NO AL DECRETO URBANI!



Forse alcuni di voi non lo sapranno, ma, in data 22 Aprile, alla Camera, grazie al Governo assente, è passato il Decreto Legge Urbani che tenta, in malo modo, di regolamentare il P2P.
Il 18 Maggio, inoltre, è stato anche approvato al Senato, con la promessa del ministro Urbani di cambiare l'articolo 1 e l'articolo 8, ovvero la galera e il bollino virtuale

In Europa è già stata approvata una normativa che non prevede alcun tipo di sanzione a carico dei cosiddeti pirati domestici: tutte quelle persone che scaricano materiale seppur coperto da copyright, non a fini di lucro. Sono invece colpiti pesantemente tutte quelle persone che attraverso questi programmi scaricano files per poi rivenderli.
In Italia invece, il ministro Urbani ha deciso di fare una normativa a sè stante, in disaccordo con la costituzione e con la normativa europea già vigente.
Infatti, la recente Legge, stabilisce che qualsiasi persona tragga profitto dallo scaricare files protetti da copyright rischia:

carcere fino a 6 anni
multa fino a € 15.493
confisca apparecchiature informatiche (ovvero il computer o tutti i computer di casa - a discrezione - ovvero migliaia di euro in mula reale!)
la sanzione accessoria della pubblicazione della sentenza su uno o più quotidiani, di cui almeno uno a diffusione nazionale, e in uno o più periodici specializzati

 

NO! alla criminalizzazione per chi si scambia musica o film per uso personale e senza fini di lucro

NO! all’uso dello strumento legislativo e della repressione penale per proteggere gli interessi delle case cinematografiche e discografiche

NO! all'intoduzione di una tassa del 3% da versare alla SIAE sui prezzi dei masterizzatori, software di masterizzazione e altri supporti (hard disk) con aumento netto dei prezzi di tutte queste periferiche hardware

Puoi trovare ulteriori informazioni su internet:
http://www.mannasauro.com/nourbani.html
http://web.fiorellocortiana.it/html/modules/newbb/

IL GOVERNO HA CONVERTITO IN LEGGE UN DECRETO (D.L. URBANI )
CON IL QUALE VERRANNO PERSEGUITI TUTTI COLORO I QUALI SCARICHERANNO O UTILIZZERANNO,
ANCHE AD USO PERSONALE ED AMATORIALE, QUALSIASI OPERA DELL'INGEGNO TROVATA SU
INTERNET
.

SANZIONI PREVISTE:

- CARCERE FINO A 6 ANNI

- MULTA FINO A € 15.493

- CONFISCA APPARECCHIATURE INFORMATICHE (OVVERO IL COMPUTER O TUTTI I COMPUTER DI
CASA - A DISCREZIONE - OVVERO MIGLIAIA DI EURO DI MULTA REALE!)
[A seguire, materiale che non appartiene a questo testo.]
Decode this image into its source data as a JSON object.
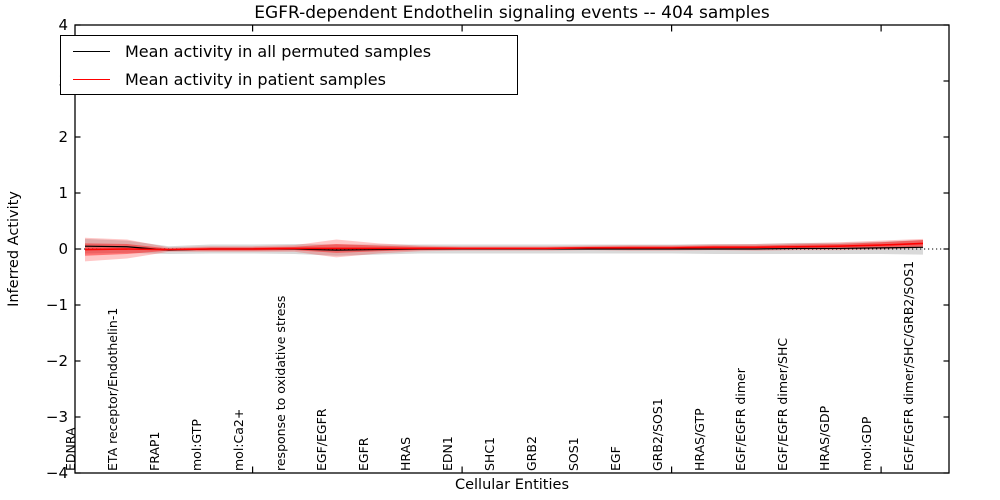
{
  "chart_data": {
    "type": "line",
    "title": "EGFR-dependent Endothelin signaling events -- 404 samples",
    "xlabel": "Cellular Entities",
    "ylabel": "Inferred Activity",
    "ylim": [
      -4,
      4
    ],
    "grid": false,
    "legend_position": "upper left",
    "zero_line_style": "black dotted at y=0",
    "yticks": [
      4,
      3,
      2,
      1,
      0,
      -1,
      -2,
      -3,
      -4
    ],
    "ytick_labels": [
      "4",
      "3",
      "2",
      "1",
      "0",
      "−1",
      "−2",
      "−3",
      "−4"
    ],
    "x_values": [
      1,
      2,
      3,
      4,
      5,
      6,
      7,
      8,
      9,
      10,
      11,
      12,
      13,
      14,
      15,
      16,
      17,
      18,
      19,
      20,
      21
    ],
    "x_major_ticks": [
      5,
      10,
      15,
      20
    ],
    "categories": [
      "EDNRA",
      "ETA receptor/Endothelin-1",
      "FRAP1",
      "mol:GTP",
      "mol:Ca2+",
      "response to oxidative stress",
      "EGF/EGFR",
      "EGFR",
      "HRAS",
      "EDN1",
      "SHC1",
      "GRB2",
      "SOS1",
      "EGF",
      "GRB2/SOS1",
      "HRAS/GTP",
      "EGF/EGFR dimer",
      "EGF/EGFR dimer/SHC",
      "HRAS/GDP",
      "mol:GDP",
      "EGF/EGFR dimer/SHC/GRB2/SOS1"
    ],
    "series": [
      {
        "name": "Mean activity in all permuted samples",
        "color": "#000000",
        "width": 1.2,
        "values": [
          0.05,
          0.04,
          -0.02,
          0.0,
          0.0,
          0.0,
          -0.02,
          -0.01,
          0.0,
          0.0,
          0.0,
          0.0,
          0.0,
          0.0,
          0.0,
          0.0,
          0.0,
          0.01,
          0.01,
          0.02,
          0.03
        ]
      },
      {
        "name": "Mean activity in patient samples",
        "color": "#ff0000",
        "width": 1.6,
        "values": [
          -0.01,
          0.0,
          -0.01,
          0.0,
          0.0,
          0.01,
          0.01,
          0.01,
          0.01,
          0.01,
          0.01,
          0.01,
          0.02,
          0.02,
          0.02,
          0.03,
          0.03,
          0.04,
          0.05,
          0.07,
          0.1
        ]
      }
    ],
    "bands": [
      {
        "name": "permuted-samples-range",
        "color": "#787878",
        "alpha": 0.28,
        "center_series": 0,
        "halfwidths": [
          0.13,
          0.11,
          0.07,
          0.08,
          0.08,
          0.09,
          0.1,
          0.09,
          0.08,
          0.08,
          0.08,
          0.08,
          0.08,
          0.08,
          0.08,
          0.09,
          0.09,
          0.1,
          0.1,
          0.11,
          0.13
        ]
      },
      {
        "name": "patient-samples-range-outer",
        "color": "#ff0000",
        "alpha": 0.22,
        "center_series": 1,
        "halfwidths": [
          0.21,
          0.17,
          0.04,
          0.05,
          0.05,
          0.06,
          0.16,
          0.09,
          0.05,
          0.04,
          0.04,
          0.04,
          0.04,
          0.05,
          0.05,
          0.05,
          0.06,
          0.06,
          0.07,
          0.08,
          0.08
        ]
      },
      {
        "name": "patient-samples-range-inner",
        "color": "#ff0000",
        "alpha": 0.42,
        "center_series": 1,
        "halfwidths": [
          0.11,
          0.09,
          0.02,
          0.03,
          0.03,
          0.03,
          0.08,
          0.05,
          0.03,
          0.02,
          0.02,
          0.02,
          0.02,
          0.03,
          0.03,
          0.03,
          0.03,
          0.04,
          0.04,
          0.05,
          0.06
        ]
      }
    ]
  },
  "legend": {
    "items": [
      {
        "label": "Mean activity in all permuted samples",
        "color": "#000000"
      },
      {
        "label": "Mean activity in patient samples",
        "color": "#ff0000"
      }
    ]
  }
}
- LA SANZIONE ACCESSORIA DELLA PUBBLICAZIONE DELLA SENTENZA IN UNO O PIÙ QUOTIDIANI,
DI CUI ALMENO UNO A DIFFUSIONE NAZIONALE, E IN UNO O PIÙ PERIODICI SPECIALIZZATI

"Chiunque scarichi un bene protetto da diritto d'autore, anche senza rivenderlo, ma lo usi e quindi risparmi dei
soldi sarà sanzionabile penalmente con la galera. E' un assurdo assoluto (…), visto che non possiamo pensare
di mettere in galera il ragazzino che scarica un file mp3." sen. Fiorello Cortiana (Verdi) – uno dei pochi politici
che ci sta appoggiando in questa lotta impari!